FIG. 1 is a circuit diagram of an output circuit according to an embodiment of the present invention, FIG. 2 is a circuit diagram of a conventional output circuit, FIG. 3 is a circuit diagram of the bus driver shown in FIG. 5 is a circuit diagram of the composite gate shown in FIG. 1, and FIG. 6 is a circuit diagram of a circuit that generates a test control signal input to the output circuit shown in FIG. 1. DESCRIPTION OF SYMBOLS 10... Driver control circuit, 20... Output drive circuit, 21, 22... Composite gate, 23... Inverter, 24... PMOS transistor, 25...

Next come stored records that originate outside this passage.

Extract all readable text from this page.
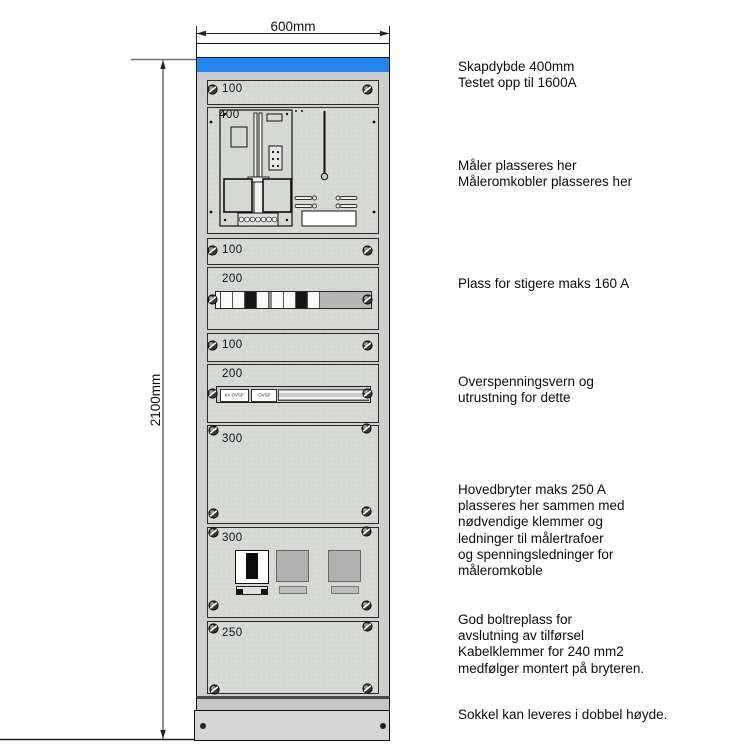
600mm
2100mm	KV OVSP OVSP
100
400
100
200
100
200
300
300
250
Skapdybde 400mm
Testet opp til 1600A
Måler plasseres her
Måleromkobler plasseres her
Plass for stigere maks 160 A
Overspenningsvern og
utrustning for dette
Hovedbryter maks 250 A
plasseres her sammen med
nødvendige klemmer og
ledninger til målertrafoer
og spenningsledninger for
måleromkoble
God boltreplass for
avslutning av tilførsel
Kabelklemmer for 240 mm2
medfølger montert på bryteren.
Sokkel kan leveres i dobbel høyde.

NMOS }Ran resistor. Embodiment of the present invention Figure 1 Circuit of composite gate 11 Figure 4 Circuit of composite gate 12 Figure 5 Test control signal generation circuit Figure 6 Procedural amendment (voluntary) 1998

Claims (1)

[Claims] A tri-state control signal and a first test control signal are input, and when in normal mode, the tri-state control signal is inverted and output, and when in test mode, a high level state is output. An output signal from the driver control circuit, an internal logic circuit, an inverted output signal of the driver control circuit, and a second test control signal are input, and when in normal mode, the output signal is inverted and outputted when in test mode. , a first composite gate that outputs a low level state; the output signal, the output signal of the driver control circuit, and a third test control signal are input, and when in normal mode, the output signal is inverted and output. , when in test mode,
a second composite gate that outputs a high level state, and the outputs of the first composite gate and the second composite gate are input, and when in normal mode, according to the output signal and the tristate control signal. Wow, high level.
Outputs one of low level and high impedance states, and when in test mode, depends on the states of the first test control signal, the second test control signal, and the third test control signal. An output circuit comprising: output means for outputting any one of a high level, a low level, and a high impedance state.